Relations among different boolean approximations

Question

Essentially similar question to here Different boolean degrees polynomially related? (change being error condition $\epsilon\in(0,1)$).

Let $p$ be the minimum degree (of degree $d_f$) real polynomial that represents boolean function $f$ such that $f(x)=p(x)$.

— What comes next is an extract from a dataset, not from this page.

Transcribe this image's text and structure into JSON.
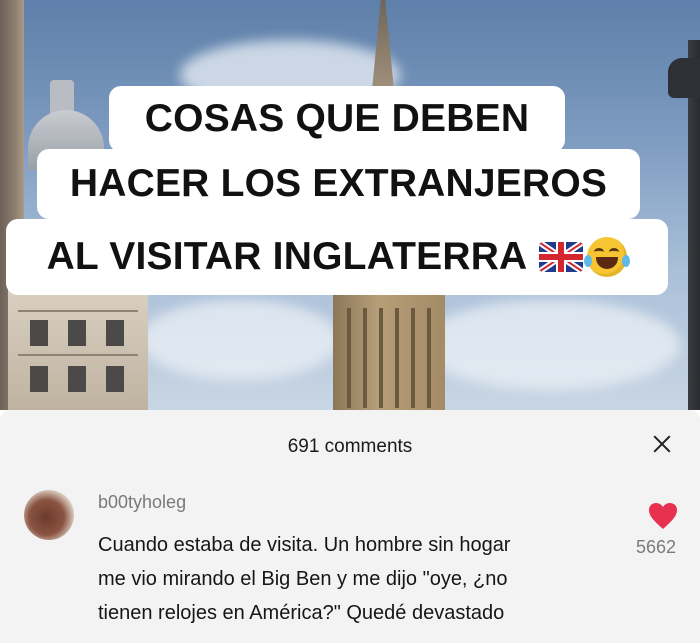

Let $p_{0,\epsilon}$ be the minimum degree (of degree $d_{0,f,\epsilon}$) real polynomial that represents boolean function $f$ such that $$f(x)=0\implies p_{0,\epsilon}(x)=0$$$$f(x)=1\implies|p_{0,\epsilon}(x)-f(x)|\leq\epsilon.$$

Let $p_{1,\epsilon}$ be the minimum degree (of degree $d_{1,f,\epsilon}$) real polynomial that represents boolean function $f$ such that $$f(x)=1\implies p_{1,\epsilon}(x)=1$$$$f(x)=0\implies|p_{1,\epsilon}(x)-f(x)|\leq\epsilon.$$

Is $d_{f}\leq d_{0,f,\epsilon}^{c_0}$ and $d_{f}\leq d_{1,f,\epsilon}^{c_1}$ for some $c_0$ and $c_1$?

Above holds if $\epsilon\in(0,\frac{1}{2})$ as mentioned here in link Different boolean degrees polynomially related?.

However what happens if $\epsilon\in(0,1)$ instead of $(0,\frac{1}{2})$ (does polynomial relation still hold)?

That is we consider $0<\epsilon<\frac{1}{2}\leq\delta<1$.

Note that defining $p_\delta$ makes little sense if $\delta\in[\frac{1}{2},1)$.

I am most interested in $\delta=1-\frac{1}{h(n)}$ with some function of $n$ (logarithmic/polynomial/exponential).